Fallout 1: You played "The Vault-Dweller", with family and friends back home who all worried about you whilst you wandered across the wasteland searching for a water-chip to bring back and save the Vault. The Overseer personally hand-picks you for this assignment. Throughout the course of the game, your dialogue choices are all presented with various predetermined 'tones of voice' and you are given the option to choose from them. You don't get to decide to not be a Vault-Dweller. You don't get to decide which of your fellow 'Vault Dwellers' are friends or foes. The Overseer will always pick your character, regardless of how awful and unqualifying your stats are for surviving in the wasteland. I still roleplayed, happily.
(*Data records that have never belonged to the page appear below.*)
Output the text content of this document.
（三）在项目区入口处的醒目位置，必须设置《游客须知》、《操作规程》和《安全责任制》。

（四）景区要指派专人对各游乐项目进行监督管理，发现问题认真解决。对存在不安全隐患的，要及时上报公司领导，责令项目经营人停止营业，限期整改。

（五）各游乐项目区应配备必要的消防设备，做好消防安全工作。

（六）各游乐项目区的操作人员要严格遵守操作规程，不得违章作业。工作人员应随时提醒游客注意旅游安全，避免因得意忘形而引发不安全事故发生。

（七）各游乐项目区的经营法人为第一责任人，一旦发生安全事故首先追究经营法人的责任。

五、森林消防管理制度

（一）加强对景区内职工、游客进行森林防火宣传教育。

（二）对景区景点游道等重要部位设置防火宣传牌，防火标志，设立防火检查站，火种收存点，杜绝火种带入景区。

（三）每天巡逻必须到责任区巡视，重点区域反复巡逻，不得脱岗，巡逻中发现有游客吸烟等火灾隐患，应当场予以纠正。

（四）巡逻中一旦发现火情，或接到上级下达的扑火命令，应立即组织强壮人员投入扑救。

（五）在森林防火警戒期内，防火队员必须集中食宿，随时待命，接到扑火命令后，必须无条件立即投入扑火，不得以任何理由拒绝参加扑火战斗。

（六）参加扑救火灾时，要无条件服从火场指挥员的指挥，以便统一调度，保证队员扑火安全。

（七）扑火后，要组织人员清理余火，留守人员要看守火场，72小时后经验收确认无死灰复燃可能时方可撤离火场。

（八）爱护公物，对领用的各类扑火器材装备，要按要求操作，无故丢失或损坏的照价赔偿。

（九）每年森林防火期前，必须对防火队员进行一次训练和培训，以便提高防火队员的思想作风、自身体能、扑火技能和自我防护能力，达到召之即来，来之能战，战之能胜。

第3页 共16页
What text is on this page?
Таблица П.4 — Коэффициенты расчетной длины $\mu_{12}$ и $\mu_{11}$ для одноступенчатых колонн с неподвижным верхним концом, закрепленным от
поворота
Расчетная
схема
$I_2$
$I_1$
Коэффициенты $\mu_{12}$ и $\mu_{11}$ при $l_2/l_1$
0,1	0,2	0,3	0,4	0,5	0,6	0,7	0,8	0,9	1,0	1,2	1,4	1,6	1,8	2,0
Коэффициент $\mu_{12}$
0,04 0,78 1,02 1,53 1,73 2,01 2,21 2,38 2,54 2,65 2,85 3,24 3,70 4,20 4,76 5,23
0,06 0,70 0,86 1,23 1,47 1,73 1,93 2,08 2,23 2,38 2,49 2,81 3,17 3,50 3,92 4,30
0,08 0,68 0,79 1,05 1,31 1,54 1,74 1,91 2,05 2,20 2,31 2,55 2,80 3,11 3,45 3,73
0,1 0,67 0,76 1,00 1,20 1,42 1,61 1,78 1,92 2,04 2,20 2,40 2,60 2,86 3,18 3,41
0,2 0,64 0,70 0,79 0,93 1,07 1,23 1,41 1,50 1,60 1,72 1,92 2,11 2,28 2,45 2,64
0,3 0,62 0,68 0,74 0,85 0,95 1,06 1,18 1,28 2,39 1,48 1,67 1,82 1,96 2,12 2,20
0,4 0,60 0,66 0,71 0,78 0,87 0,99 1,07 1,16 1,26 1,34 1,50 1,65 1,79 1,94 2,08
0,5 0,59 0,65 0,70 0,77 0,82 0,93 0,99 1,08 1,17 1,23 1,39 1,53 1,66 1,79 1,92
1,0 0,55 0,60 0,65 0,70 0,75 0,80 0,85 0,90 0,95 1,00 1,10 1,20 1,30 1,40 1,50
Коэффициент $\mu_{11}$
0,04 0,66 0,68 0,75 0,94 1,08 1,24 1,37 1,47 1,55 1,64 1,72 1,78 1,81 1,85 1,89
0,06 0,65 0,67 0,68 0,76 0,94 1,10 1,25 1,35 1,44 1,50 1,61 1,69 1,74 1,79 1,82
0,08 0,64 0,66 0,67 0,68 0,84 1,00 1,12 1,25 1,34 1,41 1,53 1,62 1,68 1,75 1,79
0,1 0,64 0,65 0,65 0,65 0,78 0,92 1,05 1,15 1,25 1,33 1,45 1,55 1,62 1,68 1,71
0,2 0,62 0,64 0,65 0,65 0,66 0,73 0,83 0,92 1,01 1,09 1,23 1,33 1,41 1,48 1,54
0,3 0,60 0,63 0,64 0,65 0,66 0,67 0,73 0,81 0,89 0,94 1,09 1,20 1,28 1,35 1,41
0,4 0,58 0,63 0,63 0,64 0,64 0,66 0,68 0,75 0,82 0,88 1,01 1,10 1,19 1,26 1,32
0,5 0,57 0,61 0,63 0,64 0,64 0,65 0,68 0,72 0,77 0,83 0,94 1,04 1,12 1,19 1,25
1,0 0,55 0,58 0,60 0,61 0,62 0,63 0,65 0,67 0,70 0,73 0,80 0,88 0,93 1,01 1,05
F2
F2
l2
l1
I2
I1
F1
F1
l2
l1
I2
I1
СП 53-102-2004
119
Fallout 2: You played "The Chosen One", a tribal descendant of "The Vault-Dweller" whose people are dying as disease and famine wreak havoc upon the village of Arroyo. You pass through the Temple of Trials, don the sacred Vault 13 jumpsuit, and set out in search of the Holy 13 in the hopes of saving you tribe. Throughout the course of the game, your dialogue choices are all presented with various predetermined 'tones of voice' and you are given the option to choose from them. You don't get to decide to not be "The Chosen One". You don't get to decide if your Aunt hates you or not, or which fellow tribesmen think your being the Chosen One is a mistake. The Elder will always choose your character, regardless of how impossible it might be to even survive the Temple of Trials, to take on the quest for the Garden of Eden Creation Kit and brave the challenges of the wasteland. I still roleplayed, excessively, without trouble.
Fallout 3: You played "The Lone Wanderer", a young vault-dweller from the mysterious Vault 101 where supposedly no-one enters and no-one leaves. Your father disappears without explanation one day, resulting in the declaration of a state of emergency within the Vault culminating in your being forced to flee for your life. Your ultimate goal is simply to find your father and get some answers, although the story does evolve from there quite expansively. Throughout the course of the game, your dialogue choices are all presented with various predetermined 'tones of voice' and you are given the option to choose from them. You don't get to decide to not be "The Lone Wanderer". You don't get to decide if your father abandons you or whether or not to leave the Vault. Your fellow Vault-Dwellers all have pre-determined relationships and feelings towards you which you can do very little to change. The Overseer will always force your character to flee the vault, regardless of how cooperative you attempt to be or how your friendship with his daughter has played out.It is still entirely possible to roleplay.
Fallout New Vegas: You played "The Courier", also known as "Courier Six", a courier in the employ of the Mojave Express with a mysterious past involving characters whom you cannot remember due to being shot in the head. Throughout the course of the game, your dialogue choices are all presented with various predetermined 'tones of voice' and you are given the option to choose from them. You don't get to decide to not be "The Courier". You don't get to decide if you are the one responsible for the events described later in the Lonesome Road DLC, or why a certain NPC harbors a grudge. Benny will always shoot you in the head, Victor will always pull you out of the ground, and Doc Mitchell will always patch you up. The NPC dialogue... even if you use the Alternate Start: Roleplayers mod... will ALWAYS reflect the events of the past. It is perhaps to date one of the BEST roleplaying experiences since the original Fallout.